Imagine an AI that not only understands commands, but applies them like a human in a series of simulated 3D environments.
This is the goal of DeepMind (Scalable, Instructable, Multiworld Agent (SIMA).
Unlike traditional AI, which could excel at individual tasks equivalent to strategic games or solving specific problems, SIMA's agents are trained to interpret instructions in human language and translate them into actions using a keyboard and mouse, thereby improving the imitating human interaction with a pc.
This implies that SIMA goals to grasp and execute these commands with the identical intuition and flexibility, whether it's navigating a digital landscape, solving puzzles, or interacting with objects in a game, like a person would do it.
Introducing SIMA: the primary generalist AI agent that follows natural language instructions in a wide selection of 3D virtual environments and video games. 🕹️
It can perform tasks just like a human, outperforming an agent trained in only one environment. 🧵 https://t.co/qz3IxzUpto pic.twitter.com/02Q6AkW4uq
– Google DeepMind (@GoogleDeepMind) March 13, 2024
At the core of this project is an unlimited and diverse dataset of human gameplay in research environments and business video games.
SIMA has been trained and tested on a number of nine video games through collaboration with eight game studios, including well-known titles equivalent to No Man's Sky and Teardown.

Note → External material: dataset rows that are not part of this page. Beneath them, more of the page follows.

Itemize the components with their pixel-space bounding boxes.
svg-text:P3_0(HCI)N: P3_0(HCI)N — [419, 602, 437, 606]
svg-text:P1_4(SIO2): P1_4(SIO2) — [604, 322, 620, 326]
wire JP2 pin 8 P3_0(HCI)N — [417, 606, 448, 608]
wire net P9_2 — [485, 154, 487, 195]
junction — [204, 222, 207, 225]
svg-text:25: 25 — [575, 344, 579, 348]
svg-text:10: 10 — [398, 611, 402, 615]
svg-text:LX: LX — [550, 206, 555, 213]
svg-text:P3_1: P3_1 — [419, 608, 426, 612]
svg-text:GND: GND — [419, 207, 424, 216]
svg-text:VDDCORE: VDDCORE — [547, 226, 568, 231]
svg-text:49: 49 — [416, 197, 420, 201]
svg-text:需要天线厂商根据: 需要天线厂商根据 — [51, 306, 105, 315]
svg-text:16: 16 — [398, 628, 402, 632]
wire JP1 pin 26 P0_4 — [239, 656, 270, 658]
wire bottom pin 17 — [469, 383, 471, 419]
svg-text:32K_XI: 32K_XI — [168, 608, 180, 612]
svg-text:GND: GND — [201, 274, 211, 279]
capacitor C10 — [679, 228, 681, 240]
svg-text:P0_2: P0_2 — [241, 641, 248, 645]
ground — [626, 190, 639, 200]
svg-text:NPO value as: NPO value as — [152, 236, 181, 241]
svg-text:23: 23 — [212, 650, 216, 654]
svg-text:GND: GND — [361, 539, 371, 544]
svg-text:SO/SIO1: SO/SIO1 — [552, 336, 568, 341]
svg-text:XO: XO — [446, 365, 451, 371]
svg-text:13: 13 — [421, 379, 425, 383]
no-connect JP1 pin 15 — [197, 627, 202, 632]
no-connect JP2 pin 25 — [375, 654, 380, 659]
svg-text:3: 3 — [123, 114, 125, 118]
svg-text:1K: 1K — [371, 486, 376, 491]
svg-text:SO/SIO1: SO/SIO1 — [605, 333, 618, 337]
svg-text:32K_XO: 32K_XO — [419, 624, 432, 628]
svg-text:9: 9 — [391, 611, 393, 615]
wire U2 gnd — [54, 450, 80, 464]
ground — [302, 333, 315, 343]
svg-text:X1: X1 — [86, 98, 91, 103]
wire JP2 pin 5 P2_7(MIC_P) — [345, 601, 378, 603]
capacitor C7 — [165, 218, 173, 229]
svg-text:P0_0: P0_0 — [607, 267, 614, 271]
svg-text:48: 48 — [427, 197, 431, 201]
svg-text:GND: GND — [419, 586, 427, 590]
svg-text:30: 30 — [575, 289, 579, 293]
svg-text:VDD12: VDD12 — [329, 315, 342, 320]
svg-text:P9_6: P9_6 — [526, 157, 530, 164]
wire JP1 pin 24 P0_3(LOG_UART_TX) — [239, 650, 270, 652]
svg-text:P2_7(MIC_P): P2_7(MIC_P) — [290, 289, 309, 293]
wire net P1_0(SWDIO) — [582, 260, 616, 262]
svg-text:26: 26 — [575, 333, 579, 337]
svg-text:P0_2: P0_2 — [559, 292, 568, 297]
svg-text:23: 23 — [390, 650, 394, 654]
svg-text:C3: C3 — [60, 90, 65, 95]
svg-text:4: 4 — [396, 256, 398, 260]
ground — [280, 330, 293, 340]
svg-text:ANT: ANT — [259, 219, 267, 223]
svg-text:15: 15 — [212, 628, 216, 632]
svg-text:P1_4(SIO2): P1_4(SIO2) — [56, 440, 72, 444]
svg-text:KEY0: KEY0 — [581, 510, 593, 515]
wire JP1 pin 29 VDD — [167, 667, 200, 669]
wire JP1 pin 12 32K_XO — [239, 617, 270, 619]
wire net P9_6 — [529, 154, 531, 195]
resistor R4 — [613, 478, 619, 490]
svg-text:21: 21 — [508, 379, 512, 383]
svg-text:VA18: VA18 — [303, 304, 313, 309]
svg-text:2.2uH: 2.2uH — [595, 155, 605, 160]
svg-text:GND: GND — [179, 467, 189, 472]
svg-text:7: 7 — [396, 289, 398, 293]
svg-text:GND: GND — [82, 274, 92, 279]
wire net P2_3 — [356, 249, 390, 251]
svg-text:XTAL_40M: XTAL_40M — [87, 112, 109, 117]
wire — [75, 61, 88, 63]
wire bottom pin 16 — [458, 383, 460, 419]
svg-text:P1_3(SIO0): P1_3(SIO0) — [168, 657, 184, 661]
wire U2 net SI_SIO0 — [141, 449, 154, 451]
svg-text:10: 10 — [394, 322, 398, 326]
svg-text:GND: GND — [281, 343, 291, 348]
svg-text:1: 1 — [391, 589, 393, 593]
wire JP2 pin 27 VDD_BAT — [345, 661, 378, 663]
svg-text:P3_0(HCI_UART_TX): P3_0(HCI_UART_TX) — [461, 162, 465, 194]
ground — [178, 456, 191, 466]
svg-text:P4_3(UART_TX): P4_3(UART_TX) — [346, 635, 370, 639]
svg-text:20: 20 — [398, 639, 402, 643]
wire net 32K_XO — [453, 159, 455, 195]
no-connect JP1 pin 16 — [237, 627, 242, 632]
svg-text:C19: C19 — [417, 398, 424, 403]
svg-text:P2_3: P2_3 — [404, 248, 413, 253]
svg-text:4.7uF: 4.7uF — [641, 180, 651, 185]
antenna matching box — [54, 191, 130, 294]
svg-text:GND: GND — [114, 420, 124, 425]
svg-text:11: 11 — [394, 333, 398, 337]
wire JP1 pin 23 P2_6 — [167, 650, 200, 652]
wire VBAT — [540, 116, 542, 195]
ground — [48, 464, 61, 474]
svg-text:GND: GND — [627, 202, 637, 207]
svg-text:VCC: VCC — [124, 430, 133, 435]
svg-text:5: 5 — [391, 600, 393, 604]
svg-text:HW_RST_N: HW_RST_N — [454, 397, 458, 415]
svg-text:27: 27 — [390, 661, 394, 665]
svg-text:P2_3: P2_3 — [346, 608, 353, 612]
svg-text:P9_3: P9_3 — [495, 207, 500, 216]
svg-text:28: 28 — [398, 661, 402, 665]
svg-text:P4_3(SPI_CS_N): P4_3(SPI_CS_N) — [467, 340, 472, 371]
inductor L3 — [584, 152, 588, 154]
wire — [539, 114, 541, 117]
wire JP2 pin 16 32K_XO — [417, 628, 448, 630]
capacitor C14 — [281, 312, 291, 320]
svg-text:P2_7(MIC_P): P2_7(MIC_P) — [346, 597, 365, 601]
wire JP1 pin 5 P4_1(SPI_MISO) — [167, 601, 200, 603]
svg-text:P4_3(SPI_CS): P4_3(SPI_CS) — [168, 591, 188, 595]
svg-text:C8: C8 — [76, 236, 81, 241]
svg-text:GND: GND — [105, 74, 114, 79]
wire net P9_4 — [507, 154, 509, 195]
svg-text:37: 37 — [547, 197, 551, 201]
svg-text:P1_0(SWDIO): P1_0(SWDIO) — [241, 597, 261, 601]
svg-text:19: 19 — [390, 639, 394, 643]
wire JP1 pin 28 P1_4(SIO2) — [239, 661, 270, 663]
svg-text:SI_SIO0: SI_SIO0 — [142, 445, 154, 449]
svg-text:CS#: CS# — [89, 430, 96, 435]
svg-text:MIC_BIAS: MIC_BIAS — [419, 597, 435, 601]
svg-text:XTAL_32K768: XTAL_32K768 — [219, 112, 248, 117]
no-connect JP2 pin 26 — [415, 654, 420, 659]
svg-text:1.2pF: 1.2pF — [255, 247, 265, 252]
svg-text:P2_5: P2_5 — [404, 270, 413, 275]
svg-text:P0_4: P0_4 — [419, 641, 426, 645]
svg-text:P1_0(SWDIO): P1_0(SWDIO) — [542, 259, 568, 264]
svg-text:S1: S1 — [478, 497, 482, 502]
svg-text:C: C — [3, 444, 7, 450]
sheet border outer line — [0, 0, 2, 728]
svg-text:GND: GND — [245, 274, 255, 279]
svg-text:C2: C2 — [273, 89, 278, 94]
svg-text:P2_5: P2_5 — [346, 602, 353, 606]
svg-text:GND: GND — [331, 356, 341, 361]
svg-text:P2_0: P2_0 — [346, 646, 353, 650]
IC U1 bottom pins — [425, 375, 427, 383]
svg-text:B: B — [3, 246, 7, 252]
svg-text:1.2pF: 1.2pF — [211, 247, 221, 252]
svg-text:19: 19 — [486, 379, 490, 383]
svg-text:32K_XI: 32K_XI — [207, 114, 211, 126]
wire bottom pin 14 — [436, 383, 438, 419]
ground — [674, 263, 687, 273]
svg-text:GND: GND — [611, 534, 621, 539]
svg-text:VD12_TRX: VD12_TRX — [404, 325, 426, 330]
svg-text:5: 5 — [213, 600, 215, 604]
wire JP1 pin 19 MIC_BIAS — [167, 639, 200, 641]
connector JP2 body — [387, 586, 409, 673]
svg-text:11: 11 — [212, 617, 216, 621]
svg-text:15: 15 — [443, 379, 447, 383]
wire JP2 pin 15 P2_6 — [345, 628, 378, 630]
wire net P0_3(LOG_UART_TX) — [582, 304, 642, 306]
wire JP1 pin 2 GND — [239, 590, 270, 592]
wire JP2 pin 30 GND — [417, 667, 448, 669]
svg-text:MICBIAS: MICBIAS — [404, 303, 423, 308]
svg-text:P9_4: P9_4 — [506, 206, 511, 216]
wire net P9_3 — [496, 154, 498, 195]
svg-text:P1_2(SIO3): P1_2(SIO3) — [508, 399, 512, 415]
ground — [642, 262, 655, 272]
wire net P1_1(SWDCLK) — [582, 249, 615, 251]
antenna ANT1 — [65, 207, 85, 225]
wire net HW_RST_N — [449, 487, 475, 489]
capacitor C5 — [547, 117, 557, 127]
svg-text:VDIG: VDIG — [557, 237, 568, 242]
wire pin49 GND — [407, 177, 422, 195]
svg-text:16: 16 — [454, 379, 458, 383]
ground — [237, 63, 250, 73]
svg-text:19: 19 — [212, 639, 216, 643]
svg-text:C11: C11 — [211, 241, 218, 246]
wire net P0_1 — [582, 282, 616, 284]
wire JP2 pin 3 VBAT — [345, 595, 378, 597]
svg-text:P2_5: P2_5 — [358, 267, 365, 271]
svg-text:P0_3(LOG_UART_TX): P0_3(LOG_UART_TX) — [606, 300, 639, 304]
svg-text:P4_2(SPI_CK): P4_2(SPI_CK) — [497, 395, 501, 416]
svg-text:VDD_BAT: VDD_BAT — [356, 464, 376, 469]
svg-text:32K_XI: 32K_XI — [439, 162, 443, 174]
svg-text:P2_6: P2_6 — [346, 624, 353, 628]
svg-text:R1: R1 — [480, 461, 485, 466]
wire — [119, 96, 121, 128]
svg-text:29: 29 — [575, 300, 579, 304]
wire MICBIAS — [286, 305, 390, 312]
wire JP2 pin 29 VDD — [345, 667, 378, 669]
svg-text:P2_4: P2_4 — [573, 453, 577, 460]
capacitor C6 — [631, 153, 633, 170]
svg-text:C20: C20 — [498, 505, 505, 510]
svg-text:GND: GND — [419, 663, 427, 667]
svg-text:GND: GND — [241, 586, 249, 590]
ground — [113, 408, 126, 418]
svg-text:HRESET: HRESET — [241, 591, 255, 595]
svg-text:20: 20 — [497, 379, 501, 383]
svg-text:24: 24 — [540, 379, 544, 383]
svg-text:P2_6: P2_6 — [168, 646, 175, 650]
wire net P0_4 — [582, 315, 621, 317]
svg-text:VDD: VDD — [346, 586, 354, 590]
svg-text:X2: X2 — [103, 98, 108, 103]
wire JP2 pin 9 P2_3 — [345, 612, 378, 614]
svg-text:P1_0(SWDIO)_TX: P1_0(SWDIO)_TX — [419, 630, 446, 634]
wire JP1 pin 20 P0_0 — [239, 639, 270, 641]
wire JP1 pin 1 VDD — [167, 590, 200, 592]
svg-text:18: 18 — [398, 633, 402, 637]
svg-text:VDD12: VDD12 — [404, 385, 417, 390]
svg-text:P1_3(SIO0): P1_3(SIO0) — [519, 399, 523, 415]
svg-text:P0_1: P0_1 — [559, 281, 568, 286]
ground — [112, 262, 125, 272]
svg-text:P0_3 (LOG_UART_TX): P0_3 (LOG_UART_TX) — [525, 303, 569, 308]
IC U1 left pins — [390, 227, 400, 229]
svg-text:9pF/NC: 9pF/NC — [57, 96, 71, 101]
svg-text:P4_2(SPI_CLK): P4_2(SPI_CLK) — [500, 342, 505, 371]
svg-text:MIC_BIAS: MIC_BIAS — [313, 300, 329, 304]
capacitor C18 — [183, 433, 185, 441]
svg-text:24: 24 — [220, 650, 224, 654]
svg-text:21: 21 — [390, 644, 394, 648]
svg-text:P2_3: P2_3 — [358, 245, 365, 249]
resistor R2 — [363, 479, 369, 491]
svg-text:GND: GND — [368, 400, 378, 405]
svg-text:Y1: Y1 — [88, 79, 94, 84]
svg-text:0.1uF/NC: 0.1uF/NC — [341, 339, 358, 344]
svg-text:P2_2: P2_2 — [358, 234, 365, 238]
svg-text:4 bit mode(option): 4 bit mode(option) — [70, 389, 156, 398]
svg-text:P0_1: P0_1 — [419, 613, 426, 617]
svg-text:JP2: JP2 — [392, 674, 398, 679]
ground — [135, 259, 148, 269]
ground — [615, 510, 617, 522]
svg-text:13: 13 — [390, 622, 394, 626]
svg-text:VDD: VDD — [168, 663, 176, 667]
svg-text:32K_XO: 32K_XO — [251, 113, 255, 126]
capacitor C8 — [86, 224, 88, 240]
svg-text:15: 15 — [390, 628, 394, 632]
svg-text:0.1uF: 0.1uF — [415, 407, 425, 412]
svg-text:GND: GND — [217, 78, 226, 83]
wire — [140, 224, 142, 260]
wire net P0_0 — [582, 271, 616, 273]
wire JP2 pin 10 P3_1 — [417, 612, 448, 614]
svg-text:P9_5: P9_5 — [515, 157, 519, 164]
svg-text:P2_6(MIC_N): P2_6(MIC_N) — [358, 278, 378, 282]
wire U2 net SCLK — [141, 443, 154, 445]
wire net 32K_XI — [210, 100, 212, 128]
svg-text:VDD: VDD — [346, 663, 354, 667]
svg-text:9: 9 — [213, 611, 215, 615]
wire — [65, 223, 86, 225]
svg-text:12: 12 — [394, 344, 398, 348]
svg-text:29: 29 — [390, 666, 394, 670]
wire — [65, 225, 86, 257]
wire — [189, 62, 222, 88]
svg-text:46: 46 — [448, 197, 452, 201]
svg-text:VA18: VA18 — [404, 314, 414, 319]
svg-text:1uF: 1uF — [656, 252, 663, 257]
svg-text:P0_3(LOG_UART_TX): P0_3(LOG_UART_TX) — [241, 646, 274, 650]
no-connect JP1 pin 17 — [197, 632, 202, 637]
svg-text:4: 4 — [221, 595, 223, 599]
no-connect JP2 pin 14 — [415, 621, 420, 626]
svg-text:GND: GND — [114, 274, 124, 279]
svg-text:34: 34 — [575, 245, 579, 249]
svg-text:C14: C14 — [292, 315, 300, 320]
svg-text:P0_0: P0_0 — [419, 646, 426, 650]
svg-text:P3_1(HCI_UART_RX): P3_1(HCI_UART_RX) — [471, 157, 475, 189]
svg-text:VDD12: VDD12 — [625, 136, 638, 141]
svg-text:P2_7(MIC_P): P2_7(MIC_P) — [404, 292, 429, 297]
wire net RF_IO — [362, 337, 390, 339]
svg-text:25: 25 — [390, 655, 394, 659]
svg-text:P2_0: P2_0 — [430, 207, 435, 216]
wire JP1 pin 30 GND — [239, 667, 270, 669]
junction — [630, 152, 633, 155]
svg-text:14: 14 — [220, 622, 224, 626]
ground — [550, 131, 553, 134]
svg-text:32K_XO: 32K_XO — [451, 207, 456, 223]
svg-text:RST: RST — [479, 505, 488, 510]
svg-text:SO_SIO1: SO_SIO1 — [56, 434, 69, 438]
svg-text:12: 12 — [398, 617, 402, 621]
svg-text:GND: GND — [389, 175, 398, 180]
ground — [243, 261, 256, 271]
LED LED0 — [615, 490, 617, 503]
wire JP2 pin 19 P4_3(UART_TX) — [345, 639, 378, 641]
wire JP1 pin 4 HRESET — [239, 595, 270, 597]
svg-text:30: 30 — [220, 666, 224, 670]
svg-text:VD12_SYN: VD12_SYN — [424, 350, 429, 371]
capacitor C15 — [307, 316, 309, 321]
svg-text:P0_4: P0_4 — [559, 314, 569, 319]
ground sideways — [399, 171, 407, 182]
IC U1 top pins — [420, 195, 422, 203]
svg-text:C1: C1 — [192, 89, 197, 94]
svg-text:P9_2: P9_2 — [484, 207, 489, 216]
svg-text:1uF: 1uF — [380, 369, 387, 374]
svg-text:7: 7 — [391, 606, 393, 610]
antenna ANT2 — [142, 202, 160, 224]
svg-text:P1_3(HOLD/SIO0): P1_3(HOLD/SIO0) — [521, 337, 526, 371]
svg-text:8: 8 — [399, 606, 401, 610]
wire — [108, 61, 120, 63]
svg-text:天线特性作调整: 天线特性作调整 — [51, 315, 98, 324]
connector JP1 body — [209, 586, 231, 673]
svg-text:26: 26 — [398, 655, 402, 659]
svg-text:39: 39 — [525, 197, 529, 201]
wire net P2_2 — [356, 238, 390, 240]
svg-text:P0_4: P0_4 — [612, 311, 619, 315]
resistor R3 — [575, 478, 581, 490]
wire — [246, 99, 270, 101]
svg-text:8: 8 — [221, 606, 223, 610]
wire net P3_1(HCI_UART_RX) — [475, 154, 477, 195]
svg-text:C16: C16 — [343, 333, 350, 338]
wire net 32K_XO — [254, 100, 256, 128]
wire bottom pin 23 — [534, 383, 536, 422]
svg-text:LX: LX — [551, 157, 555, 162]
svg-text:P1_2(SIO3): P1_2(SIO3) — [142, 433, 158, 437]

Each game challenges SIMA with different skills, from easy navigation and resource gathering to more complex activities equivalent to crafting and spaceship piloting.
SIMA's training included 4 research environments to judge its physical interaction and object manipulation skills.
In terms of architecture, SIMA uses pre-trained vision and video prediction models which are fine-tuned to the particular 3D settings of its gaming portfolio.
Unlike traditional game AIs, SIMA doesn’t require access to source code or custom APIs. It serves screen images and user-provided instructions and uses keyboard and mouse actions to perform tasks.
In its evaluation phase, SIMA demonstrated proficiency in 600 basic skills, including navigation, object interaction, and menu usage.
What sets SIMA apart is its universality. This AI is just not trained to master a single game or solve a particular set of problems.
Instead, DeepMind teaches it to be adaptable, understand instructions and act accordingly in several virtual worlds.
DeepMind's Tim Harley explained: “It's still a research project,” but in the long run “one could imagine agents like SIMA someday playing alongside you and your mates in games.”
SIMA only requires the photographs provided by the 3D environment and natural language instructions provided by the user. 🖱️
Mouse and keyboard output assesses 600 skills, covering areas equivalent to navigation and object interaction – equivalent to “turning left” or “cutting down a tree”…. pic.twitter.com/PEPfLZv2o0
– Google DeepMind (@GoogleDeepMind) March 13, 2024
SIMA masters the art of understanding our instructions and acting accordingly by anchoring language in perception and motion.
DeepMind has an intensive gaming legacy dating back to 2014's AlphaGo, which defeated several high-profile players of the famously complex Asian game Go.
However, SIMA goes deeper than video games and gets closer to the dream of truly intelligent, instructable AI agents that blur the lines between human and machine understanding.